In a “Minute on Iran and the Middle East regional crisis,” the WCC governing body calls on the Council’s member churches to “impress upon their governments” this “acute concern” and to encourage them to convey it to the US and its allies. “Threats to begin another war in the Middle East defy the lessons of both history and ethics,” the committee says. “The region and its people must not suffer another war, let alone one that is unlawful, immoral and ill-conceived once again.”
Referring to “the belligerent stance of the US toward Iran and [to the] Iranian threats against the US and Israel,” the committee affirms that “negotiated solutions are the only path to peace for the Middle East”. The minute recommends “US-Iranian and multi-party negotiations,” and affirms that the stance “against attacking Iran seeks protection for all the populations involved, including the US and Israeli publics”.

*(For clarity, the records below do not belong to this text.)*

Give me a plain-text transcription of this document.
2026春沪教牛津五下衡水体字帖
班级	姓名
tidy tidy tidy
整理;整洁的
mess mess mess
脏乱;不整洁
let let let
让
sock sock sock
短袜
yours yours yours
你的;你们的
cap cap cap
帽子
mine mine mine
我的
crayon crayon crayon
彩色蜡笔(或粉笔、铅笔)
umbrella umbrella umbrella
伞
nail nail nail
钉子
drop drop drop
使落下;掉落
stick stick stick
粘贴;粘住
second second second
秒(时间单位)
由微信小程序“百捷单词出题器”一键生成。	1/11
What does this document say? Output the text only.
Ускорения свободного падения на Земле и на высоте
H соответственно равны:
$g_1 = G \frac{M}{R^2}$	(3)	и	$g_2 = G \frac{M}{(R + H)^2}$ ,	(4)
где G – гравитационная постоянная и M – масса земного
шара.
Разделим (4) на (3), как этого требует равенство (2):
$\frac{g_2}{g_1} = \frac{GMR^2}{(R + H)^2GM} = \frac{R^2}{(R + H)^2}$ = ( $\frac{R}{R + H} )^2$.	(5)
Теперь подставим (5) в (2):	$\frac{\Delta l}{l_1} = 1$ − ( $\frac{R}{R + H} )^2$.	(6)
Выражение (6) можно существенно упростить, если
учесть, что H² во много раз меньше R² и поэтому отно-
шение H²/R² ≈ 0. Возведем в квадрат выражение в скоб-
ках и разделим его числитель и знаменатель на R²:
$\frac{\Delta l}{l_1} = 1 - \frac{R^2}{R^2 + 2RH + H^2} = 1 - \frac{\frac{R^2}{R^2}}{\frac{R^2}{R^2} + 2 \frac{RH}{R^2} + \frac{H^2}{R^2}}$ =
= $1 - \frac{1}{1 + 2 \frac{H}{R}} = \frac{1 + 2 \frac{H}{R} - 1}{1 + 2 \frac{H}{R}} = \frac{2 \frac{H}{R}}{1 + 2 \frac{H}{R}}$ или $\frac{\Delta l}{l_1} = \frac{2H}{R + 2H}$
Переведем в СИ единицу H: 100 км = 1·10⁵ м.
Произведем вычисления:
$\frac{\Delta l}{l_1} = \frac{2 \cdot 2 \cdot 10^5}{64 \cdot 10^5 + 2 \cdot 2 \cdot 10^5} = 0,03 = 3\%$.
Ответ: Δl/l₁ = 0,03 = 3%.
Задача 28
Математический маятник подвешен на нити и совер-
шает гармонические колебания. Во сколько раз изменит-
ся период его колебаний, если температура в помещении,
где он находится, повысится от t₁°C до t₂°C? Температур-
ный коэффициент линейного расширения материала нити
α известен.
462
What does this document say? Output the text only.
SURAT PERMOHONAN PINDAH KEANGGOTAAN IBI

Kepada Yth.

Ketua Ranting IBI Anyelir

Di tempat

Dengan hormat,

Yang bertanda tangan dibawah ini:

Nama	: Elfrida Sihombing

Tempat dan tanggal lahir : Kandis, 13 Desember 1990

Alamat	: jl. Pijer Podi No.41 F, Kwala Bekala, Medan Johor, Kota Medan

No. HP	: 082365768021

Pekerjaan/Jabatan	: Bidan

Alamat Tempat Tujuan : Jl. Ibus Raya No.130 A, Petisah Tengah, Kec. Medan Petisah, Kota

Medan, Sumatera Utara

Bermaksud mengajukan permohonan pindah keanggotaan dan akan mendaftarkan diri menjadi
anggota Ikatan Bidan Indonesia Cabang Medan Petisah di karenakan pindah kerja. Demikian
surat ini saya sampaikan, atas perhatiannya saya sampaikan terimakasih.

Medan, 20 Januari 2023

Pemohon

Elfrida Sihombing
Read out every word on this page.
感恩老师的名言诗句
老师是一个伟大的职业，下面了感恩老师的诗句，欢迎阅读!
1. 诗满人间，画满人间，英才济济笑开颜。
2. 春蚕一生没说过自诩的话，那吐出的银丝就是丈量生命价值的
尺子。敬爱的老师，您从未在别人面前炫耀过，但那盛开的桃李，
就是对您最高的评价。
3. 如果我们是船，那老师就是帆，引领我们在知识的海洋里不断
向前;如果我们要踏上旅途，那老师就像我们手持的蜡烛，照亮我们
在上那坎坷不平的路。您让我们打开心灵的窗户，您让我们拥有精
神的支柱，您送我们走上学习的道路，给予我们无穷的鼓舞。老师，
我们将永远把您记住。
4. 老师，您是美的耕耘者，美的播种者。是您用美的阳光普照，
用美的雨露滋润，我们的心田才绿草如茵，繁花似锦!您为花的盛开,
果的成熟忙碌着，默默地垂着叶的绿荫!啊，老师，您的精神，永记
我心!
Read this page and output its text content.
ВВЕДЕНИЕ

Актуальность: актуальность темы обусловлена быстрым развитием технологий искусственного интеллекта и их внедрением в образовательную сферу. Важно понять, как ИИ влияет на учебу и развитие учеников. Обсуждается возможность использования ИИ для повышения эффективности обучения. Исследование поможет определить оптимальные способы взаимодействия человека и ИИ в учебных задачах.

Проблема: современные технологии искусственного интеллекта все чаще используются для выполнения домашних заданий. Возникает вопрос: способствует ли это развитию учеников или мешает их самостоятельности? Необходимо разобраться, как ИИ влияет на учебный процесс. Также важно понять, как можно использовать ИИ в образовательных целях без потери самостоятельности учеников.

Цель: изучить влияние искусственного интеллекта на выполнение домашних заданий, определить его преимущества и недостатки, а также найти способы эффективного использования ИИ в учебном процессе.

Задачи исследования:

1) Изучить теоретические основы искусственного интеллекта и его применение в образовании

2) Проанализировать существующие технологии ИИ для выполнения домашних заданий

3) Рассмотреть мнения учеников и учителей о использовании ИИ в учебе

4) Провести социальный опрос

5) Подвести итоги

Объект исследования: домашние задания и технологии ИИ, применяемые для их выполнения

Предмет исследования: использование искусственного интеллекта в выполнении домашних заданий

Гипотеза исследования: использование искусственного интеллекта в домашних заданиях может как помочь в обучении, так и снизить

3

According to the WCC governing body, these negotiations “must include Iranian compliance with International Atomic Energy Agency and United Nations Security Council directives and US adherence to its 1995 pledge against nuclear weapons use against non-nuclear signatories of the Nuclear Non-Proliferation Treaty (NPT) including Iran”. On the other hand, Israel’s “prompt and unconditional accession to the NPT as called for by the UN General Assembly” is also demanded.
“The withdrawal of all US forces from Iraq and the implementation of alternative Iraqi and multilateral political, economic and security programs” is one amongst a series of regional parameters for peace affirmed by the WCC governing body.